We’ve already mentioned that Glenda Calvert has been working with some local children to produce a children’s walk leaflet about local cowhouses. They have walked the route with her, taken photos, written about what they’ve seen, done colourful illustrations and taken part in craft workshops.
As part of the process we asked them to tell us what they thought about the experience. Here are some of their answers:
“Apart from tired legs, it was pretty nice to see the views (as I don’t get out much!)” Wilf aged 10
“It was great! I drawed a waterfall, a bridge…my favourites” Aneira aged 6
“We were talking about cow’usses. I actually learned a lot about the cow’usses’ history. I hadn’t really learned much about the history of Swaledale before. I love history so it was good.” Joe aged 10
“It was good because I was with my friends and we were pushing each other in the grass. We learned about the barns – I call them cow’usses. There was one called ‘Burnt Down’. That’s cos it burned down a long time ago. I drew a lot of flowers and two barns, one big, one small. I saw them on the walk. I did some sticking. I made a cow’us.” Hazel aged 6
We can’t wait to see the leaflet. It’s one in a series of popular children’s walk leaflets produced by Glenda and will be available from the Keld Resource Centre and local accommodation providers.
The winter honesty box tea facilities have opened again in Keld Public Hall. We popped in earlier in the week for a welcome cuppa and were delighted to see one of the project posters in the window for all to see.
Matt Langstaff and his joiner Chris Norcliffe made short work of installing the new project panels and audio player.
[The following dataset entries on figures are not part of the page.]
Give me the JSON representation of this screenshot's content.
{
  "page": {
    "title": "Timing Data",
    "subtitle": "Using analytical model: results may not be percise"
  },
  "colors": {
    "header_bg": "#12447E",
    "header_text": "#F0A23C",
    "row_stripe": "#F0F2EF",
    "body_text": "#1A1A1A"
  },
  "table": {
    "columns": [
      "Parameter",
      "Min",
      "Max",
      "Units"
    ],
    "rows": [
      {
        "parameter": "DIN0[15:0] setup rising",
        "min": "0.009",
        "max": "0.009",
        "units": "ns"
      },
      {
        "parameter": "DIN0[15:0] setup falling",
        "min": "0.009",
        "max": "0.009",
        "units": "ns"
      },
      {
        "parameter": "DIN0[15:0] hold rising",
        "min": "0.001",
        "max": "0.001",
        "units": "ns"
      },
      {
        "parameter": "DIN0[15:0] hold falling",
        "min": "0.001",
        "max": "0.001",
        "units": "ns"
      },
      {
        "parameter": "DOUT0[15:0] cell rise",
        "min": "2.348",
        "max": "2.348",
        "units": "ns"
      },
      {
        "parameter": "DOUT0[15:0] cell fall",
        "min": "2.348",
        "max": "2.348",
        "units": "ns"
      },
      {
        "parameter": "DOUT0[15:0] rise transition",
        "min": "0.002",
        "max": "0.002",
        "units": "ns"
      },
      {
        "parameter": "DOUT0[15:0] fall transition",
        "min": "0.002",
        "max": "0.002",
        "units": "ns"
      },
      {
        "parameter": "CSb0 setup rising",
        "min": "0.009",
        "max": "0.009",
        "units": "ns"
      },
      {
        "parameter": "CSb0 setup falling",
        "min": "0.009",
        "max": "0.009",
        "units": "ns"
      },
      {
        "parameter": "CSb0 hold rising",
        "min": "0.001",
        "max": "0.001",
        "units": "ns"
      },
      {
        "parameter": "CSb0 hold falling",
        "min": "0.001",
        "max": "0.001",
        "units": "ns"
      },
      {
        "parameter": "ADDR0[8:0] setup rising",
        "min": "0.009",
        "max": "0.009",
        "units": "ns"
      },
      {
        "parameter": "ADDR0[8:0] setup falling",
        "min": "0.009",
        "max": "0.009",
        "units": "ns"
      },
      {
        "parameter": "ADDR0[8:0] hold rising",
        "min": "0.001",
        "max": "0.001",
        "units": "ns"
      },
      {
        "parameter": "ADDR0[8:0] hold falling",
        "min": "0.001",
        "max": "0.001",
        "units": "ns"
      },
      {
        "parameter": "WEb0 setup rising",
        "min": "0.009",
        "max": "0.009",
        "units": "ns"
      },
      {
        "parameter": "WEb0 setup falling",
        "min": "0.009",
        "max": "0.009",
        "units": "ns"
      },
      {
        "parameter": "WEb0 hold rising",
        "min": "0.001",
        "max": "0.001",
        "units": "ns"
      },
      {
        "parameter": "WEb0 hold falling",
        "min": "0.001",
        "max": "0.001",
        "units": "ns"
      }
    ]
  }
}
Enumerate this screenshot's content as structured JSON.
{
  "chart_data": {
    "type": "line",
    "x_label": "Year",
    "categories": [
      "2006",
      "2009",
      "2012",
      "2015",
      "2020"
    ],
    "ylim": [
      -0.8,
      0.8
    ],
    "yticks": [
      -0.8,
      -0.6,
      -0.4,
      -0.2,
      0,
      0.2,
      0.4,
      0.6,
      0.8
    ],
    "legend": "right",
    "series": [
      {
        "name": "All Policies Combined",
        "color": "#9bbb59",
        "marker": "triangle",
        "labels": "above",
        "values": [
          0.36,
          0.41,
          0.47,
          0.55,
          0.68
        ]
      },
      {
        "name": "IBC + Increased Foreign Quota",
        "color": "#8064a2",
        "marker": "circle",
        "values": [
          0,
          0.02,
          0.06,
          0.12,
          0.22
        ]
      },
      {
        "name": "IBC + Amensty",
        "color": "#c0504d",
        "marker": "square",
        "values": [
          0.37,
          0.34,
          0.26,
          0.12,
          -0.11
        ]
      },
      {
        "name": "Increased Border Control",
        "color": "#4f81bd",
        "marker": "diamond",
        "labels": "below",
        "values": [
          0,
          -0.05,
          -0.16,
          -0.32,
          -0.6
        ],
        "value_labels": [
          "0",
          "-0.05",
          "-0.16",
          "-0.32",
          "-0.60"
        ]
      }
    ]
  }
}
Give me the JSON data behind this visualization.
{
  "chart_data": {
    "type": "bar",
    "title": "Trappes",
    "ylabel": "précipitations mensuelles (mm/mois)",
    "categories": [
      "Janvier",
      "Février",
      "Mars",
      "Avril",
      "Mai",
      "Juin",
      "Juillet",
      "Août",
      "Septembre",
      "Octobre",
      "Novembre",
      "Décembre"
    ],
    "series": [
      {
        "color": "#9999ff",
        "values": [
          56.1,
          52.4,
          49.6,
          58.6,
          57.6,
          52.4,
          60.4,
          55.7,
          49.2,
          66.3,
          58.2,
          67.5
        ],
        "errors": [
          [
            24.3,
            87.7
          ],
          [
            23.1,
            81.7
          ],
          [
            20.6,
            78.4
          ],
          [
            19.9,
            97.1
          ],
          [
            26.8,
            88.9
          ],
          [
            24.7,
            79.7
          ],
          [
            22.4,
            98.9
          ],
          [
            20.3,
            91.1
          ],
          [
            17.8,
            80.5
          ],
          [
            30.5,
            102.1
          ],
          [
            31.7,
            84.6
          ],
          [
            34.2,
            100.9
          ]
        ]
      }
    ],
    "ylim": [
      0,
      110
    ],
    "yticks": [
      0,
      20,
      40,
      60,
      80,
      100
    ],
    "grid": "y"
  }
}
We found a socket wasn’t working so we have to go back and install an extension cable but everything is all set up and working otherwise and we are really pleased with how the new panels blend in with the original displays. The first panel sits alongside the centre’s original panels in the lobby.
There are three more panels in the main byre area of the centre. The first one tells the story of how the cowhouses were once used, with memories of tying cows and the daily round in the winter of milking, watering and foddering them.
The next panel describes the long history of the cowhouses, starting with the first Viking settlers who gave names to all the parts of the cowhouse.
We then came to the audio panel which allows visitors to listen to stories from five of our project participants alongside some information about the conservation work we have been doing in the area on several cowhouses.
We were impressed by the quality of the audio playback through the headphones.
Finally, we added extra labels to the village map, highlighting the cowhouses that feature on it.
A final tidy up and we left, well pleased with the results.